19 Avril 2018

Tchad: L'impunité dénoncée par les victimes d'Hissène Habré

Photo: Madjiasra Nako/IRIN
Affaire Habre

Les victimes des crimes du régime Hissène Habré dénoncent la non-exécution d'une décision de justice rendue il y a trois ans. Le 25 mars 2015, la Cour d'appel de N'Djamena a condamné 20 agents du régime de Hissène Habré.

Le 25 mars 2015, la Cour d'appel de N'Djamena a condamné 20 agents du régime de Hissène Habré pour assassinats, tortures, séquestrations, et détentions arbitraires.

La Cour a également ordonné le versement de réparations aux 7.000 victimes recensées. Mais trois ans plus tard, rien n'est fait et certains condamnés sont même libres de leurs mouvements.

114 millions d'euros de réparations

C'est au terme d'un procès qui a duré trois mois qu'une dizaine d'agent de la DDS, la Direction de la documentation et de la sécurité, la police politique de l'ancien dictateur Hissène Habré, ont été condamnés à des peines de 20 ans de travaux forcés.

Sept autres accusés ont été condamnés à la prison à perpétuité.

La décision prévoyait également une réparation à hauteur de 75 milliards de francs CFA, environ 114 millions d'euros, aux 7.000 victimes, parties civiles au procès.

La moitié de cette somme devait être payée par la vente des biens des personnes condamnées et l'autre moitié par l'État tchadien, déclaré civilement responsable.

Pourtant, trois ans après rien n'a été fait.

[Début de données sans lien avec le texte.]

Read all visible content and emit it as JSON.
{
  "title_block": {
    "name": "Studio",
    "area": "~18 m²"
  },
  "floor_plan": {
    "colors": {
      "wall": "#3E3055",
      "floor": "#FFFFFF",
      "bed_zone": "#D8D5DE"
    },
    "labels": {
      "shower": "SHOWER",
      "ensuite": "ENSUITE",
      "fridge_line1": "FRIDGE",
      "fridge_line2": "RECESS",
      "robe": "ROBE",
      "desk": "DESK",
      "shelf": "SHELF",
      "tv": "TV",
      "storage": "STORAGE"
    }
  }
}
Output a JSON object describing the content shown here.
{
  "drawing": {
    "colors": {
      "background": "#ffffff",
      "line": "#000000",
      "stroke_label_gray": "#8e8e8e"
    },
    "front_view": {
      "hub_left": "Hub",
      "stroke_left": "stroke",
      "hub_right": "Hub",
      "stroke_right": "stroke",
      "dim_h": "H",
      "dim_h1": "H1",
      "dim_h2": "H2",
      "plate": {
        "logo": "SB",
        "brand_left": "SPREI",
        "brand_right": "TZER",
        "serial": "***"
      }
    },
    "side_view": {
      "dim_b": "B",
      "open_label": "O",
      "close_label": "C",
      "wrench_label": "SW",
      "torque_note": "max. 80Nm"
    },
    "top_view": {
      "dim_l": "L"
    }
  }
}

Non seulement les biens de ces personnes n'ont pas été saisis, mais elles sont en libertés.

Une insulte aux victimes ?

C'est une "insulte" faite aux victimes, déclare Clément Abaifouta. Président de l'Association des victimes des crimes et répressions du régime Hissène Habré, il explique à la DW que cela lui "fait très mal. Je me dis que c'est une manière de se moquer des victimes ou alors c'est une manière de tromper l'opinion internationale".

Selon lui, ce "cas de figure ne peut que se voir qu'ici au Tchad. Ailleurs, lorsque vous dites qu'un condamné est dehors, les gens s'arrachent les cheveux. C'est une insulte qui pèse sur notre conscience en tant que victimes."

Pour Me Jacqueline Moudeina, principale avocate des victimes, cela est dû au manque de volonté politique : "Cette décision vise deux personnes, vous avez le Procureur général qui doit se charger du volet pénal. C'est-à-dire l'incarcération de ces personnes condamnées. Et au niveau de la primature, les juges ont ordonné au Premier ministre de constituer une commission chargée de travailler sur l'indemnisation des victimes, mais rien n'a été fait".

L'avocate dit avoir écrit à deux reprises au Premier ministre et déplore : "J'ai demandé à le rencontrer pour savoir quelles sont les difficultés, mais jusqu'à présent mes deux demandes sont restées lettre morte."

Contactés, le ministre de la Justice et le Procureur général n'ont pas souhaité répondre à nos questions.

Il faut préciser que la justice avait également ordonné que le gouvernement édifie un monument pour les victimes du régime Habré et que l'ancien siège de la DDS soit transformé en musée. Ces deux mesures faisaient partie des revendications de longues dates des victimes mais elles n'ont également pas trouvé satisfaction.